Mr. Kim's decision to try Korean muscat grapes was partially based on competition from "big players" in California. Vineyards such as Robert Mondavi Winery and Kendall-Jackson are significantly larger and well recognized.

Kenneth Kim Vineyard is still a hobby, Mr. Kim said, but it is "almost" an enterprise.

He became enamored with wine culture while traveling in Europe during the mid-1980s. "Wine relates you back to rich European roots," he said. "I have tremendous respect for European civilization."

After selling his computer business, HiTech International Inc., in the early 1990s, Mr. Kim began to concentrate on growing grapes and making wine.

"It's always been my dream to have a ranch," Mr. Kim said. "I'm an earthy person. I enjoy working with soil."

Raised in the countryside of Taegu, Korea, Mr. Kim moved to the United States when he was 24. About three years ago, he came back to Korea to promote wine. "I have a passion I want to share with Koreans," he said.
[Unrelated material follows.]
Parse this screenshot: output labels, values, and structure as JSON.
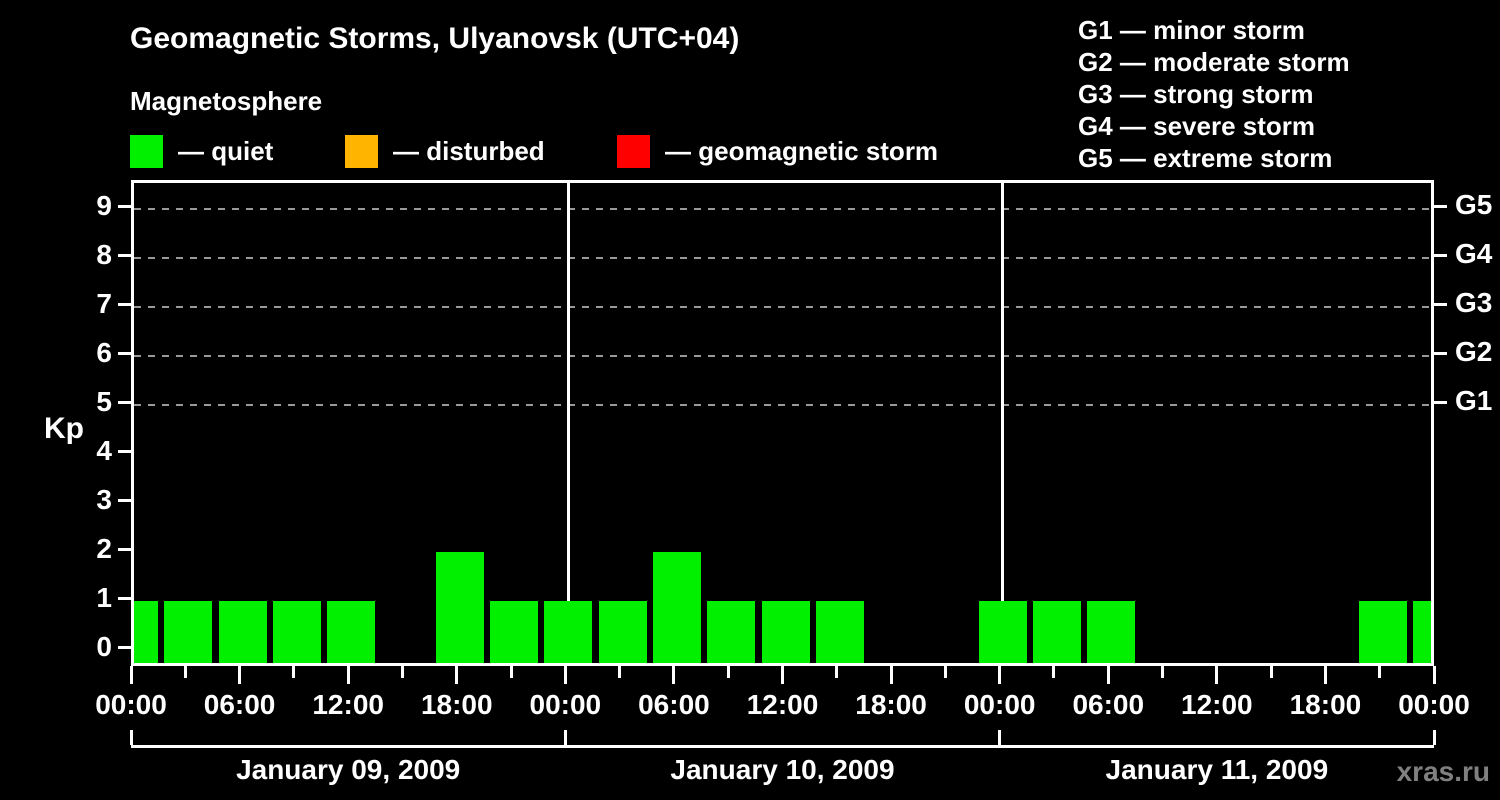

While here, he established the Wine Connoisseur Club, which meets every Friday and Saturday at 8 p.m. to sample reds, roses and whites, including some of Mr. Kim's wines. At the end of October, the club moved from Hongik University to a new cellar near Ehwa Women's University. For information call Mr. Kim at 011-479-7843.

Over the last few years, the club has evolved from a strict wine-tasting event to a social gathering as well. Tasting wine promotes friendship - and more. Mr. Kim said he knew of one couple who met at the club and subsequently married - a Canadian and an American who tied the knot last summer.

Later this month Mr. Kim will travel to the Middle East to learn about ancient wine. The club will continue to meet while he is gone.